People watch us from the sidewalks and the street, standing with wide eyes, like deer caught in headlights. The Wolf’s a half-block ahead of me, running head down, not looking over his shoulder as he cuts between parked cars into the street then back through them, up on the sidewalk in case I’m crazy enough to let off a round or two. He bowls over an elderly couple coming out of a furniture store as he turns another corner.
“Police!” I yell as I jump over the couple, who don’t seem seriously damaged. I try my best to tell headquarters we’re on Annunciation now, heading uptown. I’m gaining on him, I think.

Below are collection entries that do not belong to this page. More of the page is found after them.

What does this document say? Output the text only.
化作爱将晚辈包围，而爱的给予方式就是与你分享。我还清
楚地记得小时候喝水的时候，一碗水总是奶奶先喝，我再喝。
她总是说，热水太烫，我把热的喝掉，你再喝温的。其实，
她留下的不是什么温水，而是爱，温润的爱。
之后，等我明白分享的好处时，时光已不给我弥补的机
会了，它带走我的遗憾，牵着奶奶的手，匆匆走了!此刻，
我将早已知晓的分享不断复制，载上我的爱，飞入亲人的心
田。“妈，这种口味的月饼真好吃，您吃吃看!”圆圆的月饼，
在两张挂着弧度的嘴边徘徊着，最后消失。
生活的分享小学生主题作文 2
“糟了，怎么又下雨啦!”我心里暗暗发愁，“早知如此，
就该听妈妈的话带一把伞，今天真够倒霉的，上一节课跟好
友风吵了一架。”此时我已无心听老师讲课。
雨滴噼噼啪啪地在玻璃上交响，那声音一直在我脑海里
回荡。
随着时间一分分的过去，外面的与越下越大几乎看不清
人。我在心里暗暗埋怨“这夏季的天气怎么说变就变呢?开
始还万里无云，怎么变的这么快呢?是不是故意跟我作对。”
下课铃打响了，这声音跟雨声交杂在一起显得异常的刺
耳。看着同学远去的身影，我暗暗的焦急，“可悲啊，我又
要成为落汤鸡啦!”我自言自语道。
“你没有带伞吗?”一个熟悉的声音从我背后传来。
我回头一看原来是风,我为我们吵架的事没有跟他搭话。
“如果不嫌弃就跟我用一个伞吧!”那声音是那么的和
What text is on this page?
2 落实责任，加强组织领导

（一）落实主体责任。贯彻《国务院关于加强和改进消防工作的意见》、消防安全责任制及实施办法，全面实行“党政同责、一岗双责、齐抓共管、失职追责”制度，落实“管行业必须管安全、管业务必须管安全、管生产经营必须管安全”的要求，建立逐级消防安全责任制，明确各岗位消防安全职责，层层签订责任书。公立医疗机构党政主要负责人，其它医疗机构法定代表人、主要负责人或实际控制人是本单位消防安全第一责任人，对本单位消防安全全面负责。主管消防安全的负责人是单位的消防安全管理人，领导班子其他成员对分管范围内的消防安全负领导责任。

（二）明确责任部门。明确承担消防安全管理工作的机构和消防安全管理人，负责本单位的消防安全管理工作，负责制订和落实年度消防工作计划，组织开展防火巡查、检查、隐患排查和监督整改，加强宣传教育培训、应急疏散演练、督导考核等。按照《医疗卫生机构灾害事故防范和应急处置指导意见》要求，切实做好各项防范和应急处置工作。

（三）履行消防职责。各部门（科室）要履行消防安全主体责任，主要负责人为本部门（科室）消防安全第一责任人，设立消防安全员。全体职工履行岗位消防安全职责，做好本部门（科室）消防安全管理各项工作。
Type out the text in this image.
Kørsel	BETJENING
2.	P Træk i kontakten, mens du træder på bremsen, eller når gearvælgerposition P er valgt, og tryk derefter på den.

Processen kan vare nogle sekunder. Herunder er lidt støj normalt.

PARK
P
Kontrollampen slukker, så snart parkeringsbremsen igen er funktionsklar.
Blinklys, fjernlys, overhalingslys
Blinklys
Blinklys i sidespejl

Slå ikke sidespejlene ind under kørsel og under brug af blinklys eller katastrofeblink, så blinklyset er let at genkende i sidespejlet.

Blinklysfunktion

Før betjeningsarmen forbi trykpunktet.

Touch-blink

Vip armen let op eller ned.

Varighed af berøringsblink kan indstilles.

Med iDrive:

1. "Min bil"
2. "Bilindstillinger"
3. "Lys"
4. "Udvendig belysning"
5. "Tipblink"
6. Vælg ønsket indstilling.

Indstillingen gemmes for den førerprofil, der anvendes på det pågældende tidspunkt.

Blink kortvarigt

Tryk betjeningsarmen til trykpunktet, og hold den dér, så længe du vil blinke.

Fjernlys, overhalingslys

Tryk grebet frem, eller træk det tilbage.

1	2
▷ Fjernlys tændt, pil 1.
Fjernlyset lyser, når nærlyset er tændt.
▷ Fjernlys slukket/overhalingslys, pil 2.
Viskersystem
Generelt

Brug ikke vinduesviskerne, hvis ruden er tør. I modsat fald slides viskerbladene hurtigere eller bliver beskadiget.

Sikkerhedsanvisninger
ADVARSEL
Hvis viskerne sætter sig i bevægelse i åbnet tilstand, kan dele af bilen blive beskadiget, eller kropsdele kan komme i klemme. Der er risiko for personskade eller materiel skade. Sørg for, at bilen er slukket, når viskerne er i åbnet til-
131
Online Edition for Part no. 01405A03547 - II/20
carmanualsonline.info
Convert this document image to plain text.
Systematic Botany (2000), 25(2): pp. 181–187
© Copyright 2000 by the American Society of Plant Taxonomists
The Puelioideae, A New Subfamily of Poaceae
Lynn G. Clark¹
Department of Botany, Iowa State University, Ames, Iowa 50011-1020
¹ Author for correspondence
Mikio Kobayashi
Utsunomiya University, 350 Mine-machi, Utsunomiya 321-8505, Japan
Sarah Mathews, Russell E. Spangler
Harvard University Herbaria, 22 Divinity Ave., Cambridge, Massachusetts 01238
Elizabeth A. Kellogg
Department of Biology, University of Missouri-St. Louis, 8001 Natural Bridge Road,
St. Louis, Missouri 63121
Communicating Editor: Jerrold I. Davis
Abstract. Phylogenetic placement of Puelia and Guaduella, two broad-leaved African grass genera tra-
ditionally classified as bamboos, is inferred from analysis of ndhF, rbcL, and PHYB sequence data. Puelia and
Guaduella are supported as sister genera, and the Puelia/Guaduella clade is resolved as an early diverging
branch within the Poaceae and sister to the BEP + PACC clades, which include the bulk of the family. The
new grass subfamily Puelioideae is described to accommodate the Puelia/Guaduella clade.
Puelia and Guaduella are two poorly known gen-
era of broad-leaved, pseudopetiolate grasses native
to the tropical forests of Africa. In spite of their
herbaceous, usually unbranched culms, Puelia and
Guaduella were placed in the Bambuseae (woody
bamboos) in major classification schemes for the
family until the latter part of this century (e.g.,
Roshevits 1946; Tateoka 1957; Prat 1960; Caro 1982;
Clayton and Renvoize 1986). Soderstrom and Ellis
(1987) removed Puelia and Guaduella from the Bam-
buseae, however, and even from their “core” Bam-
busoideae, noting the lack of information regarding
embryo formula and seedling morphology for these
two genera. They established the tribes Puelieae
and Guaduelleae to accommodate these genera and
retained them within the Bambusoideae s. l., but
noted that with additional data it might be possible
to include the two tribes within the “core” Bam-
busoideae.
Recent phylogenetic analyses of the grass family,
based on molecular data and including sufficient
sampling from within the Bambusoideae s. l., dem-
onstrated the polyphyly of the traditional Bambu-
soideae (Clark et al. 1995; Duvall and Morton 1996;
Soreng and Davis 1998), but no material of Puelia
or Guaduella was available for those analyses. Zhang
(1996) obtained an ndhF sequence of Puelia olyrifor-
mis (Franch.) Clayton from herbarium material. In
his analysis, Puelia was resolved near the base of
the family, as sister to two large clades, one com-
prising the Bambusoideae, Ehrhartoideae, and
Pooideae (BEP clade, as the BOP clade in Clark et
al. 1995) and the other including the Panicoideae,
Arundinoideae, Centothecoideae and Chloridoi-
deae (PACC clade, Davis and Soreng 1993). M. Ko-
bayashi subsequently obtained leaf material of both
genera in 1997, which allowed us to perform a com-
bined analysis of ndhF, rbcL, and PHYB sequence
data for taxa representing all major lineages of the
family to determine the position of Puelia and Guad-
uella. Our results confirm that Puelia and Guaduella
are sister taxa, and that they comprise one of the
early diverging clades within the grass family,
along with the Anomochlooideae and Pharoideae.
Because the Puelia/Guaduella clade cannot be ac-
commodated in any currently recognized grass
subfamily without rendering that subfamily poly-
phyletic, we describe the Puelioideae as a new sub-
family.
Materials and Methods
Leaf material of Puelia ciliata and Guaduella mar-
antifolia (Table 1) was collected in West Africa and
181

When he turns at the next corner, he glances back at me, but doesn’t lose stride. I don’t know what street this is, but it’s even narrower. We’re heading toward the river again and there are fewer people here. A man in a hard hat steps from a building in front of the Wolf and then leaps out of the way, crashing against a parked car.
I manage to croak out “Police!” as I pass to keep him out of the way.
The Wolf turns down South Peters and I know this street and try my best to tell headquarters we’re heading downtown now. Cars are parked on both sides of this skinny street. A siren echoes in the distance, then another. The cavalry’s coming, thank God.